Stop Aggressive Bots in Their Tracks: Automated Threat Intelligence for Linux Servers
If you manage a Linux server, you know the drill: you check your logs and see a single IP address making 20,000 requests in an hour. Is it a legitimate crawler, a customer having a bad day, or a malicious bot searching for vulnerabilities?
Manually checking every IP against threat databases is exhausting. To solve this, I developed Sentinel Scout, a lightweight Bash script that analyzes your traffic and uses real-time threat intelligence to give you a “Verdict” on whether to block an IP.
Why Sentinel Scout?
Most simple firewalls only look at numbers. Sentinel Scout looks at intent. It automatically:
-
Identifies “Top Talkers” from your web logs.
-
Whitelists your own server and any IPs you’ve already trusted in CSF.
-
Cross-references the traffic with real-time data to see if the IP is a Data Center (high risk) or Residential (low risk).
-
Generates the exact command needed to block the threat in ConfigServer Security & Firewall (CSF).
The Script
Here is the redacted version of the script. Simply save this as sentinel_scout.sh, give it execution permissions (chmod +x), and run it as root.

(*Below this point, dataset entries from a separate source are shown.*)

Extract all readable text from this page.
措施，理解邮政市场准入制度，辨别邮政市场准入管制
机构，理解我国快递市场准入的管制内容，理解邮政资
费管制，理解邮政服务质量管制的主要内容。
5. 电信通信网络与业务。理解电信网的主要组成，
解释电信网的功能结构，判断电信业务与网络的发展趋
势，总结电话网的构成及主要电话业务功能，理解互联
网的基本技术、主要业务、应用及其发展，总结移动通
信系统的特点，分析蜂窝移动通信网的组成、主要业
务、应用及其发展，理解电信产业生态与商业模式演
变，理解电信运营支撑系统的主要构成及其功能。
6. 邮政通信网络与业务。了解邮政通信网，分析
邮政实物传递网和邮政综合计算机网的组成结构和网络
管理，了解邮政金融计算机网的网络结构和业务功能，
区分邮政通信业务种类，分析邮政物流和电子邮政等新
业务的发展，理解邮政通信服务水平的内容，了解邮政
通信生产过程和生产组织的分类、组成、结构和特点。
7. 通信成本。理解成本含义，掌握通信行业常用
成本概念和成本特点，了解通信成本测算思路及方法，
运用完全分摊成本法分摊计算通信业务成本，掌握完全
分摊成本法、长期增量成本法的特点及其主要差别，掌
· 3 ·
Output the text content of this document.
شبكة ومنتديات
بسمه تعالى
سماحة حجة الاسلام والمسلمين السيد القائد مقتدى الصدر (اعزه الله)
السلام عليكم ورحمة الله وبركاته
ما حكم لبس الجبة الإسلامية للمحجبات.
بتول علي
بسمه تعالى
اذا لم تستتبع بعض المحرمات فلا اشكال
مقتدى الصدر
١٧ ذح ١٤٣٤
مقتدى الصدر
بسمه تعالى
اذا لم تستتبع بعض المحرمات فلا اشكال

https://gist.github.com/WpComet/248cf62803bb24e058e5f4963390d275
How to use this data
When you see a BLOCK recommendation, the script identifies if the IP belongs to a data center (like Azure or AWS). In those cases, it suggests a /24 range block because bot operators often switch between multiple IPs in the same subnet.
If the score is low and the reason says “Residential ISP,” be careful! That might be a real customer on a slow connection or a power user.